Fun with Genealogy: U.S. President John Tyler, Born in 1790, Has Two Living Grandsons
Ah, the joys of genealogy – where a little digging into one’s past can uncover a previously unknown but prominent relation or simply go a long way toward explaining quirks that seem to run in the family.
Take, for example, John Tyler. the 10th president of the United States, born in 1790 – 222 years ago. His TWO grandsons are still alive today.
Tyler was vice-president of the U.S. under President William Henry Harrison, who is notable for having both the longest inaugural address in history (more than 2 hours) and shortest time in office (he died 32 days into his presidency). Tyler ascended to the president’s chair in April of 1841 (the first vice-president to do), though he’s generally considered among historians to be one of the least effective/consequential men to hold the position.

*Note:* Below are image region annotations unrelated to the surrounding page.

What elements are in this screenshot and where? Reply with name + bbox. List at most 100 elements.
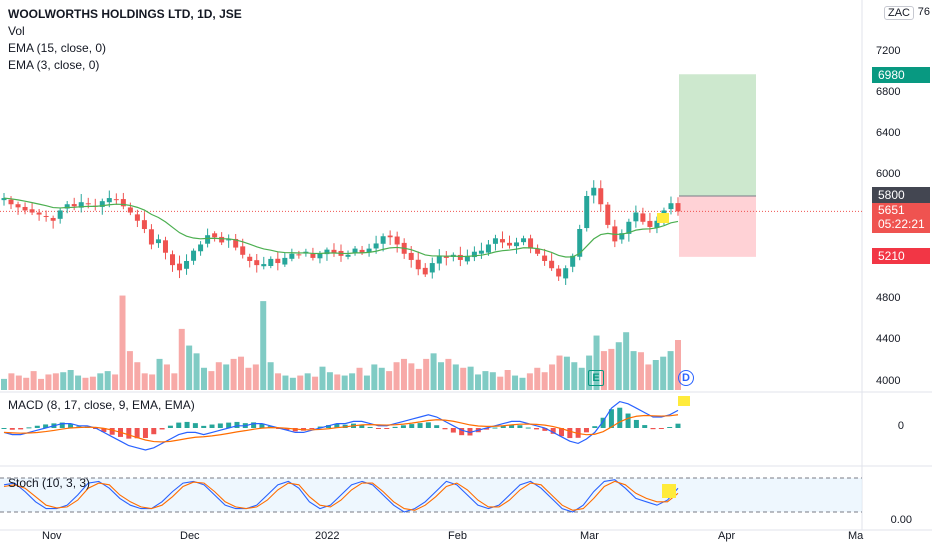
macd-label[interactable]: MACD (8, 17, close, 9, EMA, EMA) [8, 398, 195, 412]
candle-body [226, 239, 232, 241]
candle-body [556, 268, 562, 277]
chart-legend: WOOLWORTHS HOLDINGS LTD, 1D, JSE Vol EMA… [8, 6, 242, 74]
macd-histogram-bar [492, 427, 498, 429]
macd-histogram-bar [292, 428, 298, 432]
volume-bar [549, 364, 556, 390]
macd-histogram-bar [109, 428, 115, 435]
macd-histogram-bar [517, 425, 523, 428]
volume-bar [437, 362, 444, 390]
candle-body [345, 254, 351, 257]
candle-body [577, 229, 583, 257]
candle-body [219, 236, 225, 243]
volume-bar [230, 358, 237, 390]
volume-bar [667, 351, 674, 390]
volume-bar [171, 373, 178, 390]
volume-bar [393, 362, 400, 390]
volume-bar [534, 367, 541, 390]
time-tick-label: Nov [42, 530, 62, 542]
volume-bar [356, 367, 363, 390]
macd-histogram-bar [142, 428, 148, 438]
macd-histogram-bar [525, 427, 531, 429]
volume-bar [460, 367, 467, 390]
macd-histogram-bar [625, 413, 631, 428]
candle-body [205, 235, 211, 244]
volume-bar [8, 373, 15, 390]
candle-body [22, 206, 28, 211]
earnings-marker[interactable]: E [588, 370, 604, 386]
candle-body [598, 188, 604, 205]
target-zone [679, 74, 756, 196]
macd-histogram-bar [309, 428, 315, 429]
legend-ema3[interactable]: EMA (3, close, 0) [8, 58, 100, 72]
candle-body [71, 204, 77, 207]
bar-countdown: 05:22:21 [878, 217, 925, 231]
volume-bar [556, 355, 563, 390]
candle-body [373, 243, 379, 249]
volume-bar [423, 358, 430, 390]
volume-bar [52, 373, 59, 390]
volume-bar [637, 352, 644, 390]
volume-bar [571, 362, 578, 390]
macd-histogram-bar [583, 428, 589, 433]
macd-histogram-bar [425, 422, 431, 428]
macd-histogram-bar [575, 428, 581, 438]
candle-body [191, 250, 197, 261]
macd-histogram-bar [359, 424, 365, 428]
highlight-note [662, 484, 676, 498]
price-tick-label: 6400 [876, 127, 901, 140]
candle-body [120, 199, 126, 207]
volume-bar [578, 367, 585, 390]
volume-bar [400, 358, 407, 390]
dividend-marker[interactable]: D [678, 370, 694, 386]
macd-histogram-bar [650, 428, 656, 430]
volume-bar [141, 373, 148, 390]
volume-bar [445, 358, 452, 390]
macd-histogram-bar [317, 426, 323, 428]
candle-body [113, 199, 119, 201]
volume-bar [615, 342, 622, 390]
candle-body [647, 220, 653, 227]
macd-histogram-bar [201, 425, 207, 428]
currency-button[interactable]: ZAC [884, 6, 914, 20]
macd-histogram-bar [617, 407, 623, 428]
macd-histogram-bar [234, 421, 240, 428]
macd-histogram-bar [384, 428, 390, 429]
candle-body [170, 254, 175, 266]
macd-histogram-bar [18, 428, 24, 430]
legend-vol[interactable]: Vol [8, 24, 25, 38]
candle-body [212, 233, 218, 238]
candle-body [514, 242, 520, 247]
macd-histogram-bar [409, 424, 415, 428]
candle-body [443, 255, 449, 258]
candle-body [106, 198, 112, 203]
volume-bar [408, 363, 415, 390]
macd-histogram-bar [217, 423, 223, 428]
macd-histogram-bar [434, 425, 440, 428]
volume-bar [652, 360, 659, 390]
candle-body [542, 255, 548, 261]
symbol-title[interactable]: WOOLWORTHS HOLDINGS LTD, 1D, JSE [8, 7, 242, 21]
volume-bar [200, 367, 207, 390]
candle-body [134, 214, 140, 221]
stoch-label[interactable]: Stoch (10, 3, 3) [8, 476, 91, 490]
candle-body [499, 239, 505, 243]
volume-bar [75, 375, 82, 390]
candle-body [36, 212, 42, 215]
legend-ema15[interactable]: EMA (15, close, 0) [8, 41, 107, 55]
candle-body [429, 263, 435, 273]
candle-body [184, 260, 190, 269]
macd-histogram-bar [658, 428, 664, 429]
volume-bar [326, 372, 333, 390]
volume-bar [378, 367, 385, 390]
candle-body [289, 253, 295, 259]
candle-body [366, 248, 372, 253]
price-tick-label: 6800 [876, 85, 901, 98]
candle-body [464, 255, 470, 262]
volume-bar [223, 364, 230, 390]
volume-bar [593, 335, 600, 390]
candle-body [268, 258, 274, 266]
candle-body [584, 196, 590, 229]
macd-histogram-bar [550, 428, 556, 434]
macd-histogram-bar [101, 428, 107, 433]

Evidently, Tyler was more prolific in the bedroom than he was in the Oval Office. He holds the record for most children by an American president, with 15, and was also the first president to marry while in office.

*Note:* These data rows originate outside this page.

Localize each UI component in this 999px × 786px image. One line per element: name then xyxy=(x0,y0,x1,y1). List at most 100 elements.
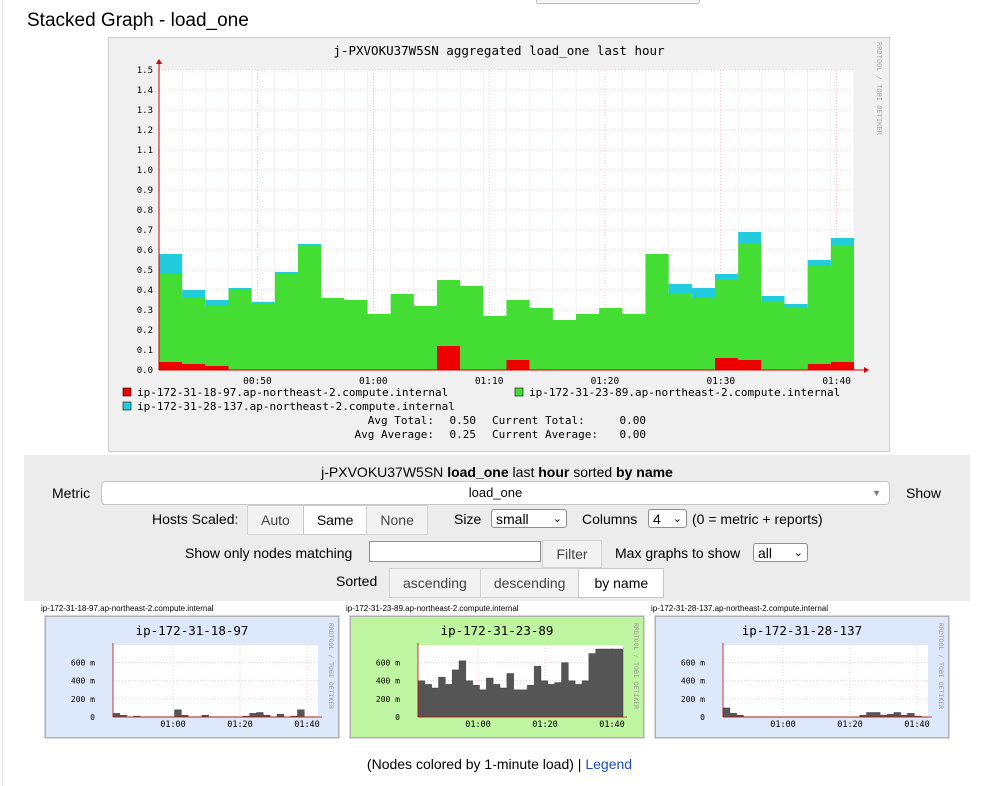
x-tick-label: 01:20 xyxy=(591,376,620,387)
y-tick-label: 0.7 xyxy=(137,226,153,236)
sort-by-name[interactable]: by name xyxy=(578,568,665,598)
rrdtool-watermark: RRDTOOL / TOBI OETIKER xyxy=(327,623,335,709)
y-axis-arrow xyxy=(156,59,162,64)
node-graph[interactable]: ip-172-31-23-89 600 m 400 m 200 m 0 01:00 01:2… xyxy=(350,616,644,738)
stat-value: 0.00 xyxy=(620,428,647,441)
show-label: Show xyxy=(906,485,942,501)
max-graphs-label: Max graphs to show xyxy=(615,545,741,561)
chart-title: j-PXVOKU37W5SN aggregated load_one last … xyxy=(333,43,665,58)
sort-descending[interactable]: descending xyxy=(479,568,580,598)
footer-text: (Nodes colored by 1-minute load) | xyxy=(366,756,582,772)
y-tick-label: 0.0 xyxy=(137,366,153,376)
x-tick-label: 01:40 xyxy=(294,720,320,730)
panel-title: j-PXVOKU37W5SN load_one last hour sorted… xyxy=(24,464,970,480)
y-tick-label: 1.5 xyxy=(137,66,153,76)
chevron-down-icon: ⌄ xyxy=(793,547,803,559)
metric-select-value: load_one xyxy=(468,485,523,500)
y-tick-label: 1.1 xyxy=(137,146,153,156)
y-tick-label: 400 m xyxy=(376,677,400,686)
rrdtool-watermark: RRDTOOL / TOBI OETIKER xyxy=(875,42,883,136)
y-tick-label: 400 m xyxy=(71,677,95,686)
panel-title-metric: load_one xyxy=(447,464,509,480)
y-tick-label: 1.3 xyxy=(137,106,153,116)
y-tick-label: 200 m xyxy=(681,695,705,704)
stat-label: Avg Average: xyxy=(355,428,434,441)
y-tick-label: 0.8 xyxy=(137,206,153,216)
y-tick-label: 200 m xyxy=(376,695,400,704)
node-graph[interactable]: ip-172-31-18-97 600 m 400 m 200 m 0 01:00 01:2… xyxy=(45,616,339,738)
top-select-edge[interactable] xyxy=(536,0,700,4)
legend-link[interactable]: Legend xyxy=(585,756,633,772)
y-tick-label: 600 m xyxy=(71,659,95,668)
controls-panel: j-PXVOKU37W5SN load_one last hour sorted… xyxy=(24,455,970,601)
y-tick-label: 1.4 xyxy=(137,86,153,96)
filter-input[interactable] xyxy=(369,541,541,562)
panel-title-sorted: sorted xyxy=(573,464,613,480)
metric-select[interactable]: load_one ▼ xyxy=(101,481,890,505)
x-tick-label: 01:00 xyxy=(160,720,186,730)
hosts-scaled-none[interactable]: None xyxy=(366,505,428,535)
chevron-down-icon: ⌄ xyxy=(552,513,562,525)
stat-value: 0.00 xyxy=(620,414,647,427)
y-tick-label: 200 m xyxy=(71,695,95,704)
hosts-scaled-same[interactable]: Same xyxy=(302,505,368,535)
y-tick-label: 600 m xyxy=(376,659,400,668)
legend-label: ip-172-31-18-97.ap-northeast-2.compute.i… xyxy=(137,386,448,399)
metric-label: Metric xyxy=(52,485,91,501)
y-tick-label: 0.6 xyxy=(137,246,153,256)
node-caption[interactable]: ip-172-31-23-89.ap-northeast-2.compute.i… xyxy=(346,604,519,613)
y-tick-label: 1.0 xyxy=(137,166,153,176)
node-plot-area xyxy=(113,645,318,717)
y-tick-label: 0.2 xyxy=(137,326,153,336)
node-load-area xyxy=(417,648,624,718)
columns-note: (0 = metric + reports) xyxy=(692,511,823,527)
x-tick-label: 01:10 xyxy=(475,376,504,387)
node-graph-svg: ip-172-31-28-137 600 m 400 m 200 m 0 01:00 01:… xyxy=(656,617,948,737)
legend-label: ip-172-31-28-137.ap-northeast-2.compute.… xyxy=(137,400,455,413)
node-graph-svg: ip-172-31-23-89 600 m 400 m 200 m 0 01:00 01:2… xyxy=(351,617,643,737)
node-caption[interactable]: ip-172-31-28-137.ap-northeast-2.compute.… xyxy=(651,604,828,613)
sort-ascending[interactable]: ascending xyxy=(389,568,481,598)
legend-label: ip-172-31-23-89.ap-northeast-2.compute.i… xyxy=(529,386,840,399)
panel-title-range: hour xyxy=(538,464,570,480)
x-tick-label: 01:00 xyxy=(770,720,796,730)
node-graph[interactable]: ip-172-31-28-137 600 m 400 m 200 m 0 01:00 01:… xyxy=(655,616,949,738)
stacked-graph[interactable]: j-PXVOKU37W5SN aggregated load_one last … xyxy=(108,37,890,452)
node-plot-area xyxy=(723,645,928,717)
size-label: Size xyxy=(454,511,482,527)
y-tick-label: 0 xyxy=(700,713,705,722)
columns-label: Columns xyxy=(582,511,638,527)
y-tick-label: 1.2 xyxy=(137,126,153,136)
node-caption[interactable]: ip-172-31-18-97.ap-northeast-2.compute.i… xyxy=(41,604,214,613)
stacked-graph-svg: j-PXVOKU37W5SN aggregated load_one last … xyxy=(122,42,883,441)
stat-label: Avg Total: xyxy=(368,414,434,427)
x-tick-label: 01:20 xyxy=(227,720,253,730)
footer: (Nodes colored by 1-minute load) | Legen… xyxy=(0,756,999,772)
panel-title-last: last xyxy=(512,464,535,480)
x-tick-label: 01:20 xyxy=(837,720,863,730)
y-tick-label: 0 xyxy=(90,713,95,722)
y-tick-label: 0.9 xyxy=(137,186,153,196)
sorted-label: Sorted xyxy=(336,573,378,589)
stat-value: 0.25 xyxy=(450,428,477,441)
panel-title-host: j-PXVOKU37W5SN xyxy=(321,464,444,480)
hosts-scaled-toggle: Auto Same None xyxy=(247,505,428,535)
x-tick-label: 01:20 xyxy=(532,720,558,730)
rrdtool-watermark: RRDTOOL / TOBI OETIKER xyxy=(937,623,945,709)
legend-swatch xyxy=(514,387,524,397)
x-tick-label: 01:40 xyxy=(822,376,851,387)
columns-select-value: 4 xyxy=(653,511,661,527)
panel-title-by: by name xyxy=(616,464,673,480)
y-tick-label: 600 m xyxy=(681,659,705,668)
page-title: Stacked Graph - load_one xyxy=(27,10,249,31)
columns-select[interactable]: 4 ⌄ xyxy=(648,509,687,528)
size-select[interactable]: small ⌄ xyxy=(491,509,567,528)
max-graphs-select[interactable]: all ⌄ xyxy=(753,543,808,562)
filter-button[interactable]: Filter xyxy=(542,540,602,568)
stat-label: Current Average: xyxy=(492,428,598,441)
sort-toggle: ascending descending by name xyxy=(389,568,665,598)
legend-swatch xyxy=(122,387,132,397)
x-axis-arrow xyxy=(864,367,869,373)
node-graph-svg: ip-172-31-18-97 600 m 400 m 200 m 0 01:00 01:2… xyxy=(46,617,338,737)
hosts-scaled-auto[interactable]: Auto xyxy=(247,505,304,535)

After the death of his first wife, Tyler married Julia Gardiner in 1844, and their fifth child, born in 1853 (when Tyler was 63), was named Lyon Gardiner Tyler.
The younger Tyler also married twice and had six children. As well, he apparently inherited his father’s penchant for producing offspring at an advanced age, as two of his sons were born when Lyon Tyler was in his 70s.

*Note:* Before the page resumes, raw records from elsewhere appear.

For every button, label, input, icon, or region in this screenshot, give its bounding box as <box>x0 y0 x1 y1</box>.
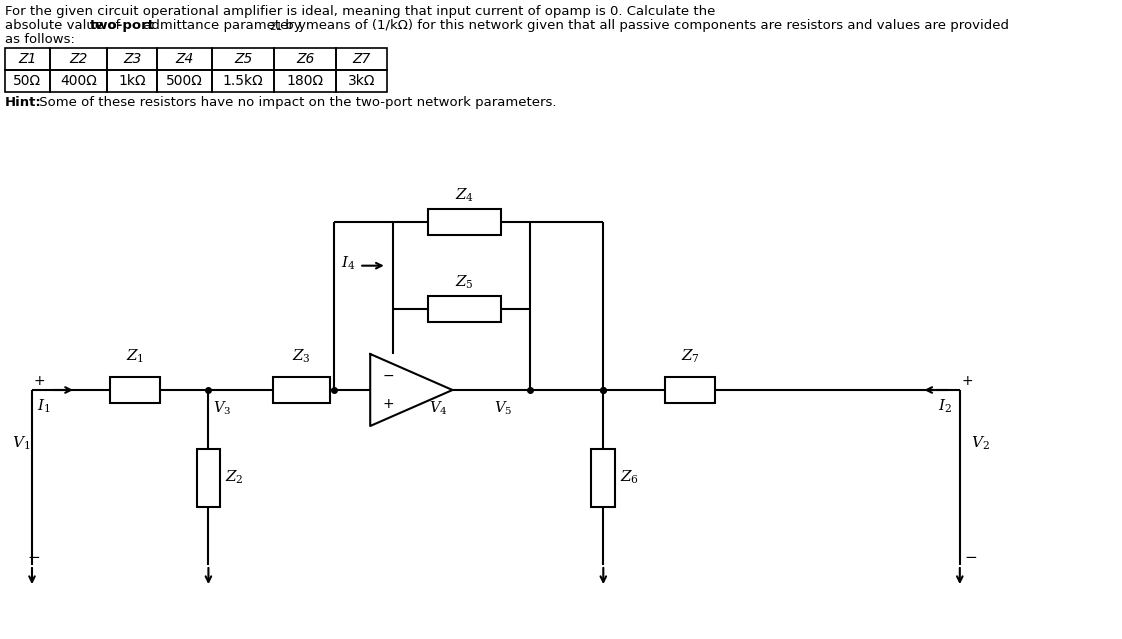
Bar <box>337 70 387 92</box>
Text: 3kΩ: 3kΩ <box>348 74 375 88</box>
Text: $Z_2$: $Z_2$ <box>224 469 243 486</box>
Bar <box>427 209 500 235</box>
Text: Z2: Z2 <box>70 52 88 66</box>
Text: $Z_3$: $Z_3$ <box>292 348 311 365</box>
Bar <box>591 449 615 507</box>
Text: For the given circuit operational amplifier is ideal, meaning that input current: For the given circuit operational amplif… <box>4 5 715 18</box>
Bar <box>274 48 337 70</box>
Text: admittance parameter y: admittance parameter y <box>139 19 306 32</box>
Text: 1.5kΩ: 1.5kΩ <box>223 74 264 88</box>
Bar <box>4 48 50 70</box>
Bar <box>107 70 157 92</box>
Text: $V_4$: $V_4$ <box>430 400 448 417</box>
Text: $Z_5$: $Z_5$ <box>454 274 473 291</box>
Bar <box>157 70 212 92</box>
Text: 500Ω: 500Ω <box>166 74 203 88</box>
Text: absolute value of: absolute value of <box>4 19 125 32</box>
Text: +: + <box>962 374 973 388</box>
Text: $I_2$: $I_2$ <box>938 398 953 415</box>
Text: Z4: Z4 <box>175 52 194 66</box>
Text: Some of these resistors have no impact on the two-port network parameters.: Some of these resistors have no impact o… <box>35 96 557 109</box>
Text: $V_3$: $V_3$ <box>213 400 231 417</box>
Bar <box>110 377 160 403</box>
Text: Z3: Z3 <box>123 52 141 66</box>
Bar <box>50 48 107 70</box>
Bar <box>196 449 220 507</box>
Text: $V_5$: $V_5$ <box>494 400 512 417</box>
Bar <box>212 48 274 70</box>
Text: $Z_7$: $Z_7$ <box>681 348 700 365</box>
Text: $V_1$: $V_1$ <box>12 435 30 452</box>
Text: $I_1$: $I_1$ <box>37 398 50 415</box>
Text: Z7: Z7 <box>352 52 370 66</box>
Text: 50Ω: 50Ω <box>13 74 42 88</box>
Bar <box>665 377 716 403</box>
Text: −: − <box>383 369 394 383</box>
Bar <box>337 48 387 70</box>
Text: Hint:: Hint: <box>4 96 42 109</box>
Text: Z6: Z6 <box>296 52 314 66</box>
Bar <box>4 70 50 92</box>
Bar <box>50 70 107 92</box>
Bar <box>212 70 274 92</box>
Bar <box>107 48 157 70</box>
Text: −: − <box>965 550 977 564</box>
Text: $Z_6$: $Z_6$ <box>619 469 638 486</box>
Bar <box>274 70 337 92</box>
Text: −: − <box>27 550 40 564</box>
Text: $I_4$: $I_4$ <box>341 255 356 272</box>
Bar <box>274 377 330 403</box>
Text: Z1: Z1 <box>18 52 37 66</box>
Text: +: + <box>34 374 46 388</box>
Text: two-port: two-port <box>90 19 155 32</box>
Text: as follows:: as follows: <box>4 33 74 46</box>
Text: 400Ω: 400Ω <box>61 74 96 88</box>
Text: 180Ω: 180Ω <box>287 74 324 88</box>
Text: 1kΩ: 1kΩ <box>118 74 146 88</box>
Text: $V_2$: $V_2$ <box>971 435 990 452</box>
Text: $Z_1$: $Z_1$ <box>126 348 145 365</box>
Bar <box>427 296 500 322</box>
Text: 21: 21 <box>269 22 283 32</box>
Text: +: + <box>383 397 394 411</box>
Bar <box>157 48 212 70</box>
Text: by means of (1/kΩ) for this network given that all passive components are resist: by means of (1/kΩ) for this network give… <box>280 19 1009 32</box>
Text: Z5: Z5 <box>234 52 252 66</box>
Text: $Z_4$: $Z_4$ <box>454 187 473 204</box>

Lyon Gardiner Tyler Jr. was born in 1924, when Lyon Tyler was 71. Harrison Ruffin Tyler was born in 1928, when Lyon Tyler was 75. These two men, who are the grandsons of President John Tyler, are still alive today. Harrison, according to SherwoodForest.org, a website that chronicles John Tyler’s life and family, presides over the upkeep of the Tyler family’s historic house.
As far as President John Tyler goes, his story doesn’t end happily. Along with being dismissed as a presidential dud, he joined the South during the Civil War and even served in the Confederate House of Representatives. As a result, his death is the only one of all U.S. presidents not to be formally mourned by Washington.
BONUS Presidential genealogy courtesy of Yahoo.com:
The oldest living presidential child is John Eisenhower, who served as U.S. ambassador to Belgium from 1969 to 1971. He turns 90 this year.
The oldest living grandchild of a former U.S. president is James Garfield’s granddaughter, 99-year-old Jane Garfield. James Garfield served as 20th president of the United States until 1881, when he was assassinated.